Desde esos lejanos tiempos, los persas quedaron dibujados no tanto como bárbaros, sino como miembros de una civilización misteriosa y ajena, caracterizada por su ritos incomprensibles y su boato decadente, imposible de ser asimilada conforme a nuestros patrones. Para los griegos, Persia se convirtió en una obsesión y en un enigma, un lugar agreste frente al cual no podía sentirse sino desconfianza y temor. No deja de asombrar que dos mil quinientos años después el "mundo occidental" continúe teniendo la misma imagen de Irán, la potencia sucesora de la antigua Persia. 

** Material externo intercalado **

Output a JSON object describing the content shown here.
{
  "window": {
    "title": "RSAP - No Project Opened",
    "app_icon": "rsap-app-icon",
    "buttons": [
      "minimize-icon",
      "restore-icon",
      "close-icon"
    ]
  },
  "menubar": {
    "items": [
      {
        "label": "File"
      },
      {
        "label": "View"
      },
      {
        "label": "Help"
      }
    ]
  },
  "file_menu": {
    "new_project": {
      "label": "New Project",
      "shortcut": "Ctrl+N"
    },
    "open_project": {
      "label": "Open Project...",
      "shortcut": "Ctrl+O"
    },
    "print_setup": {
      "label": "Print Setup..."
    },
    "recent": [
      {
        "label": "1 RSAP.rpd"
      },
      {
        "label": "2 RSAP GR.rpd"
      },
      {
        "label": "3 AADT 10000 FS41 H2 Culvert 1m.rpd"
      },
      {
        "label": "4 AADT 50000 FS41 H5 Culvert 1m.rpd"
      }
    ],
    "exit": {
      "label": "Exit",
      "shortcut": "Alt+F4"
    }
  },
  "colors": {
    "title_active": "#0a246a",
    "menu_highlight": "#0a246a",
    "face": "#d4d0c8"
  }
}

            Convertida al Islam en el sigo VII de nuestra era, esta nación nunca dejó de defender un carácter particular dentro del orbe islámico -la fe chií y una lengua y una literatura propias-, distanciándose tanto de los modelos europeos como de sus vecinos árabes. Férreamente independientes, durante los siglos IX y X los iraníes desarrollaron una de las culturas más vibrantes de la historia, plena de avances científicos y artísticos, y en realidad nunca fueron dominados directamente, excepto por unos años durante la segunda guerra mundial a manos de británicos y rusos.

            Aun así, la mutua incomprensión ha prevalecido siempre en las relaciones entre Occidente e Irán. Más cerca de nosotros, Estados Unidos inauguró su temple imperial al organizar el golpe de estado contra el Dr. Mohammed Mossaddeq, el primer ministro nacionalista, democráticamente elegido, que había comenzado a modernizar el país y había decretado la nacionalización del petróleo. Desde entonces, como en tantos otros lugares (piénsese en Bin Laden), la CIA se encargó de crear a los propios monstruos que terminarían por amenazarlo.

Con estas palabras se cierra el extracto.